In the 1980s, chef Christine Matheson was running one of Brisbane’s most iconic restaurants, Possums Australian Food in New Farm. She was serving everyone from mafia characters and politicians, to the lead players of the Fitzgerald Inquiry such as Terry Lewis and Warren Armstrong.
Thirty years after the inquiry she has launched her memoir, Theatre of War: The art of running a restaurant. The book relives the tough times with husbands, business partners and staff, as she rocketed through ten businesses, including a huge outlet at Expo 88 and details the massive struggles that she experienced as one Australia’s pioneer female chefs.
Set during one of greatest political upheavals in Australia’s history the book has some very explosive and hilarious moments as Christine provides a front row seat to the backyard dealings of the Fitzgerald Inquiry’s characters.

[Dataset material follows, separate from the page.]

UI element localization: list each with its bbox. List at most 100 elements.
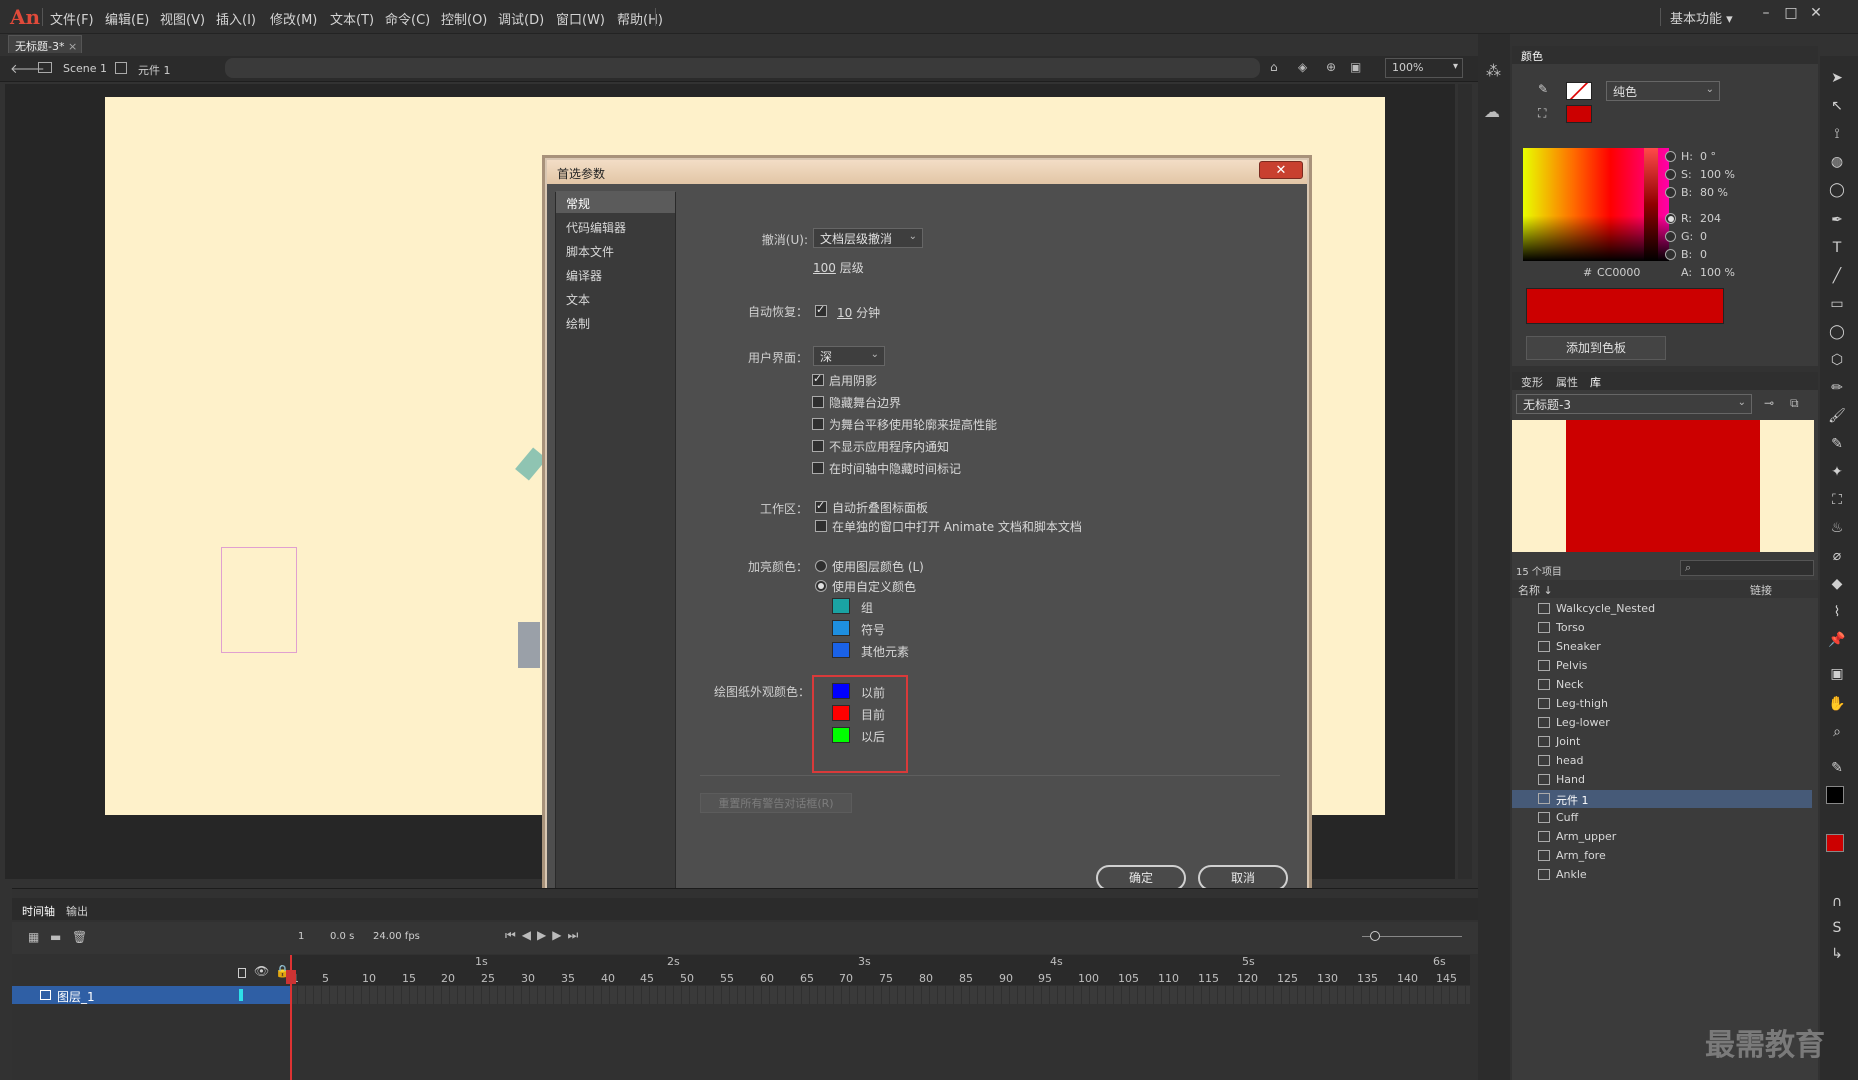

Christine says. “I felt like I needed to tell this story about an era when criminals rubbed shoulders with their mates, the lawmakers, and in doing so share my lessons and lift the curtain backstage on the world of chefs and the restaurant industry – where the pressure so often explodes! “
The story which covers her hugely eventful life is in three volumes and has great appeal to a wide range of people from foodies, hospitality workers, to MasterChef viewers who read cookbooks and follow celebrity chefs.
Today Christine is a resident of Hobart and works as an author, restaurant consultant and ex-food critic. She is known for her brutally honest and entertaining restaurant reviews and now for highlighting the heroes of an industry in flux.